Cation-Anion-Engineering Modified Oxychloride Zr-Based Lithium Superionic Conductors for All-Solid-State Lithium Batteries

Abstract

Within the family of halide solid electrolytes (SEs), Li₂ZrCl₆ demonstrates high oxidative stability, cost-effectiveness, and mechanical deformability, positioning it as a promising candidate for SEs. However, the application of Li₂ZrCl₆ as a SEs was hindered by its low ionic conductivity at room temperature. Current strategies to enhance the ionic conductivity of Li₂ZrCl₆ primarily are focused on single cation or anion sublattice-engineering, each with distinct advantages and limitations. Here, we propose a novel cation and anion-sublattice-engineering strategy, termed CASE, to increase the amorphous content and thus enhance ionic conductivity.

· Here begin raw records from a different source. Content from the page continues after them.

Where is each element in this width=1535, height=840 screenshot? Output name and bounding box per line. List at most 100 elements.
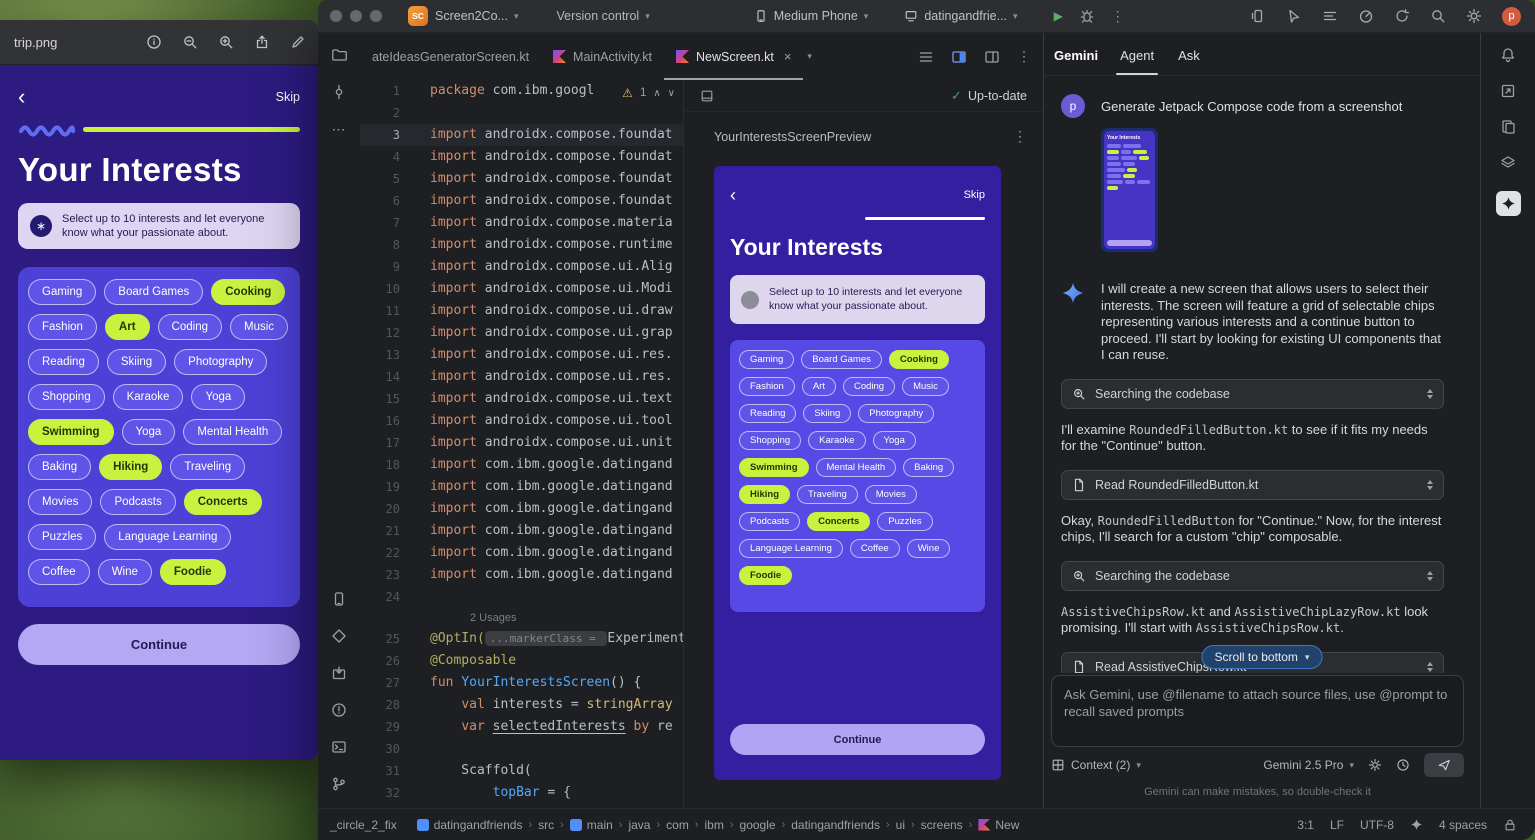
interest-chip-puzzles[interactable]: Puzzles [877, 512, 932, 531]
indent-setting[interactable]: 4 spaces [1439, 818, 1487, 832]
code-line-6[interactable]: 6import androidx.compose.foundat [360, 190, 683, 212]
version-control-icon[interactable] [331, 776, 347, 792]
interest-chip-concerts[interactable]: Concerts [807, 512, 870, 531]
interest-chip-karaoke[interactable]: Karaoke [113, 384, 184, 410]
code-line-9[interactable]: 9import androidx.compose.ui.Alig [360, 256, 683, 278]
interest-chip-reading[interactable]: Reading [28, 349, 99, 375]
interest-chip-yoga[interactable]: Yoga [873, 431, 916, 450]
lock-icon[interactable] [1503, 818, 1517, 832]
code-area[interactable]: 1package com.ibm.googl23import androidx.… [360, 80, 683, 804]
project-folder-icon[interactable] [331, 47, 347, 63]
interest-chip-coding[interactable]: Coding [843, 377, 895, 396]
attached-screenshot-thumbnail[interactable]: Your Interests [1101, 128, 1158, 252]
image-preview-titlebar[interactable]: trip.png [0, 20, 318, 65]
interest-chip-foodie[interactable]: Foodie [739, 566, 792, 585]
project-selector[interactable]: Screen2Co...▾ [435, 9, 519, 23]
code-line-23[interactable]: 23import com.ibm.google.datingand [360, 564, 683, 586]
code-line-2[interactable]: 2 [360, 102, 683, 124]
code-line-11[interactable]: 11import androidx.compose.ui.draw [360, 300, 683, 322]
interest-chip-hiking[interactable]: Hiking [99, 454, 162, 480]
interest-chip-coffee[interactable]: Coffee [28, 559, 90, 585]
breadcrumb[interactable]: datingandfriends›src›main›java›com›ibm›g… [417, 818, 1286, 832]
run-button[interactable]: ▶ [1054, 9, 1063, 23]
interest-chip-music[interactable]: Music [902, 377, 949, 396]
zoom-out-icon[interactable] [182, 34, 198, 50]
minimize-window-button[interactable] [350, 10, 362, 22]
interest-chip-wine[interactable]: Wine [907, 539, 951, 558]
interest-chip-gaming[interactable]: Gaming [739, 350, 794, 369]
interest-chip-cooking[interactable]: Cooking [211, 279, 285, 305]
device-manager-icon[interactable] [331, 591, 347, 607]
gemini-input[interactable] [1062, 684, 1453, 738]
code-line-15[interactable]: 15import androidx.compose.ui.text [360, 388, 683, 410]
tool-call-read-roundedfilledbutton-kt[interactable]: Read RoundedFilledButton.kt [1061, 470, 1444, 500]
expand-collapse-icon[interactable] [1427, 480, 1433, 490]
interest-chip-movies[interactable]: Movies [865, 485, 917, 504]
code-line-16[interactable]: 16import androidx.compose.ui.tool [360, 410, 683, 432]
breadcrumb-item-screens[interactable]: screens [921, 818, 963, 832]
interest-chip-cooking[interactable]: Cooking [889, 350, 949, 369]
interest-chip-baking[interactable]: Baking [28, 454, 91, 480]
gemini-status-icon[interactable] [1410, 818, 1423, 831]
gemini-tool-icon[interactable] [1496, 191, 1521, 216]
device-selector[interactable]: Medium Phone▾ [754, 9, 869, 23]
code-line-8[interactable]: 8import androidx.compose.runtime [360, 234, 683, 256]
model-selector[interactable]: Gemini 2.5 Pro▾ [1263, 758, 1354, 772]
branch-selector[interactable]: datingandfrie...▾ [904, 9, 1017, 23]
code-line-21[interactable]: 21import com.ibm.google.datingand [360, 520, 683, 542]
code-line-14[interactable]: 14import androidx.compose.ui.res. [360, 366, 683, 388]
code-line-5[interactable]: 5import androidx.compose.foundat [360, 168, 683, 190]
skip-button[interactable]: Skip [964, 189, 985, 201]
window-controls[interactable] [330, 10, 382, 22]
layout-inspector-icon[interactable] [1500, 155, 1516, 171]
interest-chip-art[interactable]: Art [105, 314, 150, 340]
code-line-25[interactable]: 25@OptIn(...markerClass = Experiment [360, 628, 683, 650]
interest-chip-foodie[interactable]: Foodie [160, 559, 226, 585]
breadcrumb-item-datingandfriends[interactable]: datingandfriends [791, 818, 880, 832]
history-icon[interactable] [1396, 758, 1410, 772]
share-icon[interactable] [254, 34, 270, 50]
split-editor-icon[interactable] [951, 49, 967, 65]
interest-chip-swimming[interactable]: Swimming [28, 419, 114, 445]
resource-manager-icon[interactable] [331, 628, 347, 644]
interest-chip-hiking[interactable]: Hiking [739, 485, 790, 504]
interest-chip-karaoke[interactable]: Karaoke [808, 431, 865, 450]
tool-call-searching-the-codebase[interactable]: Searching the codebase [1061, 561, 1444, 591]
breadcrumb-item-ibm[interactable]: ibm [705, 818, 724, 832]
interest-chip-baking[interactable]: Baking [903, 458, 954, 477]
caret-position[interactable]: 3:1 [1297, 818, 1314, 832]
interest-chip-yoga[interactable]: Yoga [191, 384, 245, 410]
close-tab-icon[interactable]: × [784, 49, 792, 64]
interest-chip-swimming[interactable]: Swimming [739, 458, 809, 477]
breadcrumb-item-new[interactable]: New [978, 818, 1019, 832]
interest-chip-mental-health[interactable]: Mental Health [816, 458, 897, 477]
skip-button[interactable]: Skip [276, 90, 300, 104]
interest-chip-shopping[interactable]: Shopping [28, 384, 105, 410]
breadcrumb-item-com[interactable]: com [666, 818, 689, 832]
interest-chip-skiing[interactable]: Skiing [803, 404, 851, 423]
more-actions-icon[interactable]: ⋮ [1111, 8, 1125, 25]
interest-chip-fashion[interactable]: Fashion [739, 377, 795, 396]
interest-chip-yoga[interactable]: Yoga [122, 419, 176, 445]
scroll-to-bottom-button[interactable]: Scroll to bottom ▾ [1202, 645, 1323, 669]
code-line-30[interactable]: 30 [360, 738, 683, 760]
zoom-in-icon[interactable] [218, 34, 234, 50]
code-line-17[interactable]: 17import androidx.compose.ui.unit [360, 432, 683, 454]
preview-options-icon[interactable]: ⋮ [1013, 128, 1027, 145]
tool-call-searching-the-codebase[interactable]: Searching the codebase [1061, 379, 1444, 409]
hidden-tabs-chevron-icon[interactable]: ▾ [807, 51, 812, 62]
gemini-settings-icon[interactable] [1368, 758, 1382, 772]
expand-collapse-icon[interactable] [1427, 571, 1433, 581]
sync-project-icon[interactable] [1394, 8, 1410, 24]
breadcrumb-item-src[interactable]: src [538, 818, 554, 832]
interest-chip-movies[interactable]: Movies [28, 489, 92, 515]
prev-problem-button[interactable]: ∧ [653, 88, 660, 99]
interest-chip-reading[interactable]: Reading [739, 404, 796, 423]
terminal-icon[interactable] [331, 739, 347, 755]
pointer-mode-icon[interactable] [1286, 8, 1302, 24]
interest-chip-traveling[interactable]: Traveling [797, 485, 858, 504]
code-line-26[interactable]: 26@Composable [360, 650, 683, 672]
continue-button[interactable]: Continue [18, 624, 300, 665]
breadcrumb-item-datingandfriends[interactable]: datingandfriends [417, 818, 523, 832]
interest-chip-music[interactable]: Music [230, 314, 288, 340]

The incorporation of Cu²⁺ and O²⁻ induces distinctive structural modifications within Li₂ZrCl₆. This structure corroborated through analytic data of X-ray absorption spectroscopy, the neutron diffraction, and ab initio molecular dynamics. Consequently, the amorphous Li_2.1Zr_0.95Cu_0.05Cl_4.4O_0.8 achieves an enhanced ionic conductivity of 2.05 mS cm⁻¹ at 25 °C. Furthermore, all-solid-state lithium batteries utilizing the amorphous Li_2.1Zr_0.95Cu_0.05Cl_4.4O_0.8 as an electrolyte and LiNi_0.83Co_0.11Mn_0.06O₂ as a cathode exhibit a superior long-term cycling stability retaining 90.3% of capacity after 1000 cycles at 2 C under room temperature, which are much higher than those of Zr-based halide electrolytes in publications. Such a result might stimulate the development of more amorphous structures with high ionic conductivity in the CASE strategy.